Exchanges are great at:

  • Offering customer support for lost passwords/access. 
  • Vetting tokens before they are listed.
  • Proving users with an on/off ramp that allows you to easily move value between fiat and crypto assets.
  • Providing insurance on funds – FDIC up to $250K.


Wallets are great at:

  • Giving you control over your assets.
  • Offering a wide array of tokens for investment/trading
  • Proving users with an onramp to purchase crypto assets by using a credit card or bank account. 


Both solutions have:

  • Adequate liquidity for trading/investing.
  • Different products like lending, savings accounts, prediction markets, and more.


The most important thing to note:


Exchanges do not give you autonomy over your crypto which is why people often opt to keep their investments in DeFi wallets where you are the full custodian of your assets.

4. Choose secure wallets

When deciding the type of wallet to use, consider the following:


  • Centralized v decentralized. 
  • The type of blockchain the wallet works with.
  • Hot  (online) v cold (offline).



  • Users will often transact/invest across multiple wallets, as spreading your assets can be seen as an effective risk mitigation strategy.
  • With respect to Web 3 wallets, ‘Burner wallets’ are commonly used, as you often have to connect to an application or website to perform an action, eg connecting to Opensea to buy or sell an NFT. Doing this with a wallet that has little to no assets in it is safer than doing it with your main wallet.

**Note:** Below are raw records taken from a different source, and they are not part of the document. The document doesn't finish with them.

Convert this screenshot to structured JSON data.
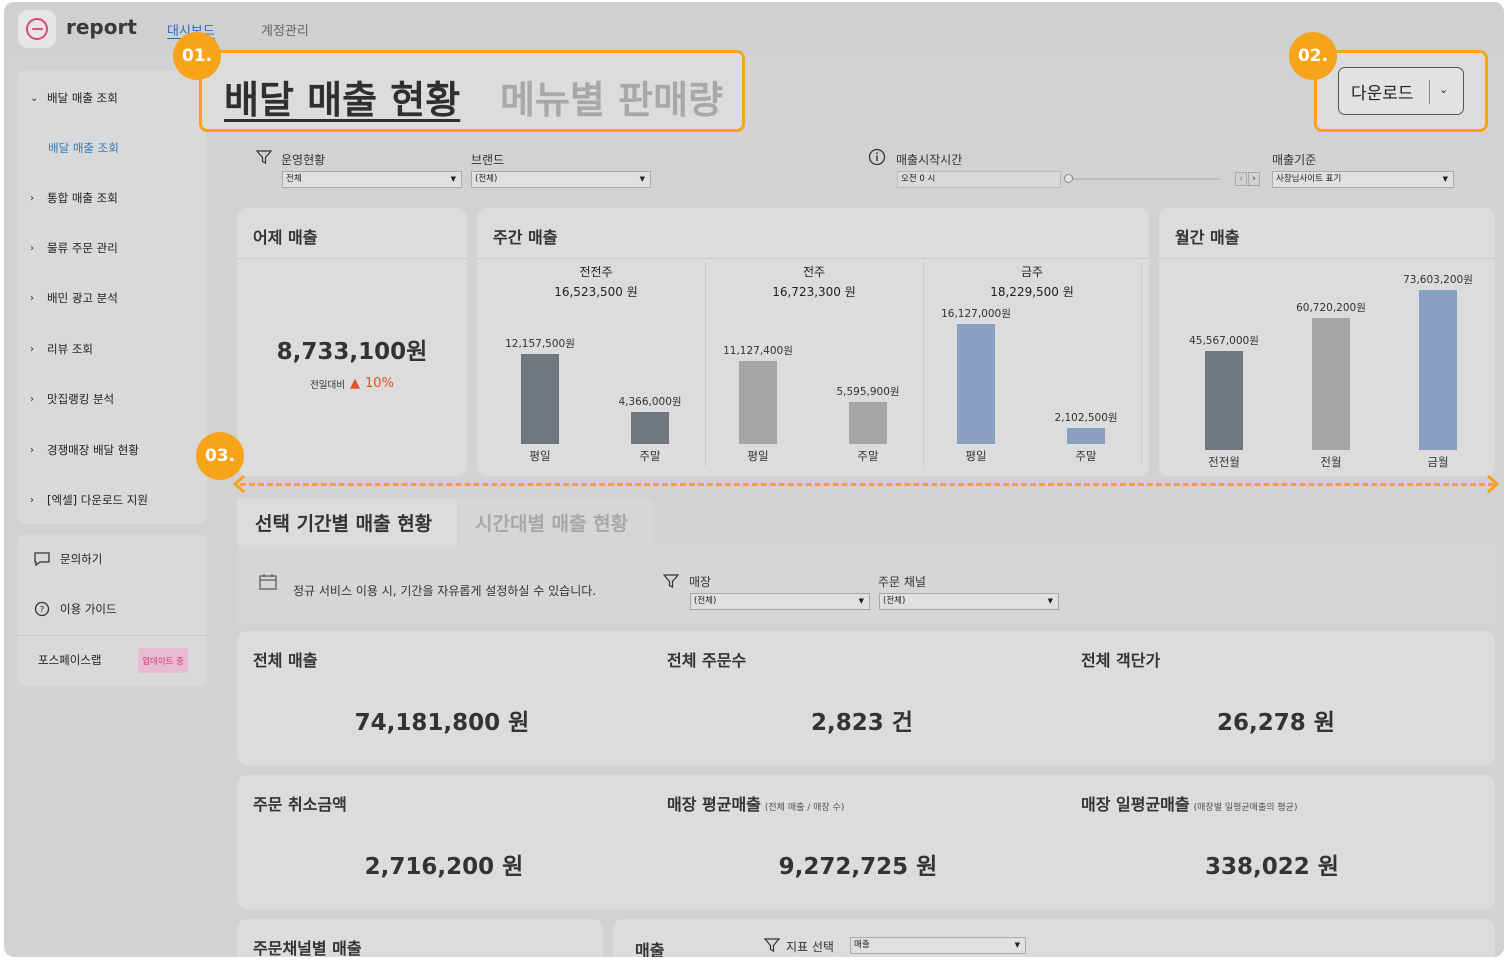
{
  "app": {
    "logo_text": "report"
  },
  "nav": {
    "tabs": [
      "대시보드",
      "계정관리"
    ],
    "active_index": 0
  },
  "sidebar": {
    "items": [
      {
        "label": "배달 매출 조회",
        "expanded": true
      },
      {
        "label": "통합 매출 조회",
        "expanded": false
      },
      {
        "label": "물류 주문 관리",
        "expanded": false
      },
      {
        "label": "배민 광고 분석",
        "expanded": false
      },
      {
        "label": "리뷰 조회",
        "expanded": false
      },
      {
        "label": "맛집랭킹 분석",
        "expanded": false
      },
      {
        "label": "경쟁매장 배달 현황",
        "expanded": false
      },
      {
        "label": "[엑셀] 다운로드 지원",
        "expanded": false
      }
    ],
    "sub_item": "배달 매출 조회",
    "support": {
      "inquiry": "문의하기",
      "guide": "이용 가이드",
      "brand": "포스페이스랩",
      "badge": "업데이트 중"
    }
  },
  "annotations": {
    "one": "01.",
    "two": "02.",
    "three": "03."
  },
  "main_tabs": {
    "active": "배달 매출 현황",
    "inactive": "메뉴별 판매량"
  },
  "download": {
    "label": "다운로드"
  },
  "filters": {
    "status_label": "운영현황",
    "status_value": "전체",
    "brand_label": "브랜드",
    "brand_value": "(전체)",
    "start_time_label": "매출시작시간",
    "start_time_value": "오전 0 시",
    "basis_label": "매출기준",
    "basis_value": "사장님사이트 표기",
    "colors": {
      "accent": "#f7a41b"
    }
  },
  "yesterday": {
    "title": "어제 매출",
    "value": "8,733,100원",
    "compare_label": "전일대비",
    "compare_value": "10%",
    "up_color": "#e0541f"
  },
  "weekly": {
    "title": "주간 매출",
    "groups": [
      {
        "name": "전전주",
        "total": "16,523,500 원",
        "weekday": 12157500,
        "weekday_label": "12,157,500원",
        "weekend": 4366000,
        "weekend_label": "4,366,000원",
        "color": "#717780"
      },
      {
        "name": "전주",
        "total": "16,723,300 원",
        "weekday": 11127400,
        "weekday_label": "11,127,400원",
        "weekend": 5595900,
        "weekend_label": "5,595,900원",
        "color": "#a5a5a5"
      },
      {
        "name": "금주",
        "total": "18,229,500 원",
        "weekday": 16127000,
        "weekday_label": "16,127,000원",
        "weekend": 2102500,
        "weekend_label": "2,102,500원",
        "color": "#8aa0c2"
      }
    ],
    "weekday_label": "평일",
    "weekend_label": "주말"
  },
  "monthly": {
    "title": "월간 매출",
    "bars": [
      {
        "name": "전전월",
        "value": 45567000,
        "label": "45,567,000원",
        "color": "#717780"
      },
      {
        "name": "전월",
        "value": 60720200,
        "label": "60,720,200원",
        "color": "#a5a5a5"
      },
      {
        "name": "금월",
        "value": 73603200,
        "label": "73,603,200원",
        "color": "#8aa0c2"
      }
    ]
  },
  "chart_data": [
    {
      "type": "bar",
      "title": "주간 매출",
      "categories": [
        "전전주 평일",
        "전전주 주말",
        "전주 평일",
        "전주 주말",
        "금주 평일",
        "금주 주말"
      ],
      "values": [
        12157500,
        4366000,
        11127400,
        5595900,
        16127000,
        2102500
      ]
    },
    {
      "type": "bar",
      "title": "월간 매출",
      "categories": [
        "전전월",
        "전월",
        "금월"
      ],
      "values": [
        45567000,
        60720200,
        73603200
      ]
    }
  ],
  "period_tabs": {
    "active": "선택 기간별 매출 현황",
    "inactive": "시간대별 매출 현황"
  },
  "period_filter": {
    "note": "정규 서비스 이용 시, 기간을 자유롭게 설정하실 수 있습니다.",
    "store_label": "매장",
    "store_value": "(전체)",
    "channel_label": "주문 채널",
    "channel_value": "(전체)"
  },
  "stats_row1": [
    {
      "title": "전체 매출",
      "value": "74,181,800 원"
    },
    {
      "title": "전체 주문수",
      "value": "2,823 건"
    },
    {
      "title": "전체 객단가",
      "value": "26,278 원"
    }
  ],
  "stats_row2": [
    {
      "title": "주문 취소금액",
      "note": "",
      "value": "2,716,200 원"
    },
    {
      "title": "매장 평균매출",
      "note": "(전체 매출 / 매장 수)",
      "value": "9,272,725 원"
    },
    {
      "title": "매장 일평균매출",
      "note": "(매장별 일평균매출의 평균)",
      "value": "338,022 원"
    }
  ],
  "bottom": {
    "channel_title": "주문채널별 매출",
    "sales_title": "매출",
    "metric_label": "지표 선택",
    "metric_value": "매출"
  }
}
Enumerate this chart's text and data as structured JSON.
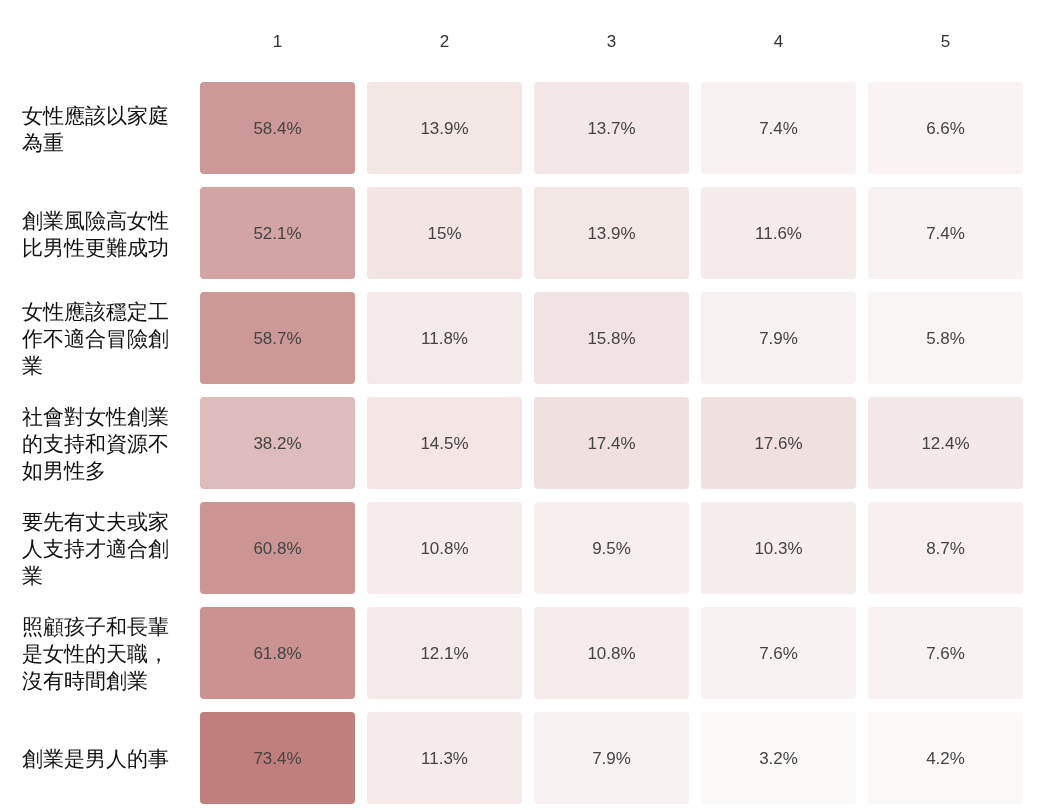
{
  "chart_data": {
    "type": "heatmap",
    "categories": [
      "1",
      "2",
      "3",
      "4",
      "5"
    ],
    "y_categories": [
      "女性應該以家庭為重",
      "創業風險高女性比男性更難成功",
      "女性應該穩定工作不適合冒險創業",
      "社會對女性創業的支持和資源不如男性多",
      "要先有丈夫或家人支持才適合創業",
      "照顧孩子和長輩是女性的天職，沒有時間創業",
      "創業是男人的事"
    ],
    "cells": [
      [
        58.4,
        13.9,
        13.7,
        7.4,
        6.6
      ],
      [
        52.1,
        15,
        13.9,
        11.6,
        7.4
      ],
      [
        58.7,
        11.8,
        15.8,
        7.9,
        5.8
      ],
      [
        38.2,
        14.5,
        17.4,
        17.6,
        12.4
      ],
      [
        60.8,
        10.8,
        9.5,
        10.3,
        8.7
      ],
      [
        61.8,
        12.1,
        10.8,
        7.6,
        7.6
      ],
      [
        73.4,
        11.3,
        7.9,
        3.2,
        4.2
      ]
    ],
    "cell_labels": [
      [
        "58.4%",
        "13.9%",
        "13.7%",
        "7.4%",
        "6.6%"
      ],
      [
        "52.1%",
        "15%",
        "13.9%",
        "11.6%",
        "7.4%"
      ],
      [
        "58.7%",
        "11.8%",
        "15.8%",
        "7.9%",
        "5.8%"
      ],
      [
        "38.2%",
        "14.5%",
        "17.4%",
        "17.6%",
        "12.4%"
      ],
      [
        "60.8%",
        "10.8%",
        "9.5%",
        "10.3%",
        "8.7%"
      ],
      [
        "61.8%",
        "12.1%",
        "10.8%",
        "7.6%",
        "7.6%"
      ],
      [
        "73.4%",
        "11.3%",
        "7.9%",
        "3.2%",
        "4.2%"
      ]
    ],
    "color": "#c07f7d"
  }
}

5. Know how to identify scammy behavior

Scammers are becoming more sophisticated so it’s important to understand what scammy behavior looks like. 


Activities to look out for:

  • Social engineering. 
  • Phishing emails asking you to connect your wallet. 
  • Links sent to you in a direct message on Discord, Telegram, Twitter Instagram etc
  • Fake accounts pretending to be people, companies, and moderators.  
  • People asking you to send your seed phrase or password.
  • Moderators of channels sending you direct messages asking you to perform an action.